Jade
- Species: New Zealand sea lion (Phocarctos hookeri)
- Sex: Female
- Born: 2016 Kaka Point, Otago
- Died: 2024

= Jade (sea lion) =

New Zealand sea lion (2016–2024)

Jade (2016–2024) was a New Zealand sea lion. She gathered media attention in February 2024 after swimming 60 kilometres up the Clutha River, which was not an expected behaviour for a sea lion. In September 2024 she and her pup were shot and killed.

== Life ==
Jade was born under a crib in 2016 at Kaka Point, Otago, the first pup of a sea lion named Matariki. She was later given the name "Jade," which was the name of the crib owners' late son. In January 2024, it was discovered that she had swum 60 kilometres up the Clutha River while pregnant, to a property near Tuapeka. While it is known that pregnant female sea lions tend to travel inland to escape males, ranger Jim Fyfe described it as "unexpected" and "exciting" to see her travel this far. Satellite tracking done in 2019 and 2022 did not find any sea lions in the Clutha River. Jade gave birth in that spot. The pup had a weight of 15 kilograms, and was female.

In September 2024, the pup was discovered in distress after being shot at least 25 times with a shotgun, and soon died. The Department of Conservation (DOC) described it as "atrocious". It took until 2006 for sea lions to begin breeding again in the Catlins, with 45 pups being born there by 2024 (including some who died). Sea lions are a protected species under the Wildlife Act 1953, with the maximum punishment for killing one being a $250,000 fine and/or a two-year prison sentence. DOC set up a hotline to gather information about its death, and the Sea Lion Trust offered a $5,000 reward for anyone who could provide information that would lead to prosecution.

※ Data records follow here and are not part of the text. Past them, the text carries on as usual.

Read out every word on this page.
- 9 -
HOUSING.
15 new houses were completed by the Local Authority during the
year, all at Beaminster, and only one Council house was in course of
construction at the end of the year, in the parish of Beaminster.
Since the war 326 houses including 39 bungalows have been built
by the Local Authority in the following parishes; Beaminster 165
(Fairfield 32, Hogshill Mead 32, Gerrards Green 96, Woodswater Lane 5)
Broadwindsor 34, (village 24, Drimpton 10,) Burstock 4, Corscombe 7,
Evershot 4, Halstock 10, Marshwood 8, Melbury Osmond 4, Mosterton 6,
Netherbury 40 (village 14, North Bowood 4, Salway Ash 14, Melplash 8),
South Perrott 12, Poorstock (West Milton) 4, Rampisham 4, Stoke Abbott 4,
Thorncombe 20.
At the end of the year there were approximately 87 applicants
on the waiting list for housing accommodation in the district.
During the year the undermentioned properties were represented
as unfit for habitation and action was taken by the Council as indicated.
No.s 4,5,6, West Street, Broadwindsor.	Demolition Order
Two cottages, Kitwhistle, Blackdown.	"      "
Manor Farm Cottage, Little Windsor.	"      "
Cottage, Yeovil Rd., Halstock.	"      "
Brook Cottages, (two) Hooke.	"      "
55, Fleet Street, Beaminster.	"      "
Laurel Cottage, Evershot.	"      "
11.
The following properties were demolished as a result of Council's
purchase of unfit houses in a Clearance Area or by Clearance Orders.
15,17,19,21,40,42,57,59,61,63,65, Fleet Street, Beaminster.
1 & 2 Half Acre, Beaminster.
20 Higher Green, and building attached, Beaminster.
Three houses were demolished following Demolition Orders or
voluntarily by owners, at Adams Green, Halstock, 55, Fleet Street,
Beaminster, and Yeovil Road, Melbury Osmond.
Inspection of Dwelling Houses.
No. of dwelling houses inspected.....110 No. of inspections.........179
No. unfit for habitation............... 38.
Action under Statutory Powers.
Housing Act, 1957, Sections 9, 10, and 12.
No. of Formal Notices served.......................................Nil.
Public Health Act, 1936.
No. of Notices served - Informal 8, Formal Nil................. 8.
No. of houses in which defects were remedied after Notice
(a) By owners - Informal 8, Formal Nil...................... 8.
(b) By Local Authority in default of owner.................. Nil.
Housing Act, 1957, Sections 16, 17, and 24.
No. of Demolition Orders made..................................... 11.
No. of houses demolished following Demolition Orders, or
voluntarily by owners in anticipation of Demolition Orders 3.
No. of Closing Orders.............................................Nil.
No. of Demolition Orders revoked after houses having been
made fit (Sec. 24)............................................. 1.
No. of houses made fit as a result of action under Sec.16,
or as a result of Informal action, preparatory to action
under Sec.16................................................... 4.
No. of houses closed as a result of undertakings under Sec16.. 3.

A few weeks later in October, Jade's decomposing body had been discovered dead about 100 metres away from where her pup had been discovered, after being shot with a shotgun. About 50 shot gun pellets had been discovered in her, and they will be forensically compared to the pellets discovered in the pup. It is believed that her body had washed up to that spot after the October floods. There are only 12 breeding females in the area. The Sea Lion Trust increased its reward to $6,000, and about a week later, increased it again to $11,000. In December officials determined that Jade had not been shot, but did not rule out being stabbed or another act of violence.

Some people were uncomfortable being near the sea lions when they were alive.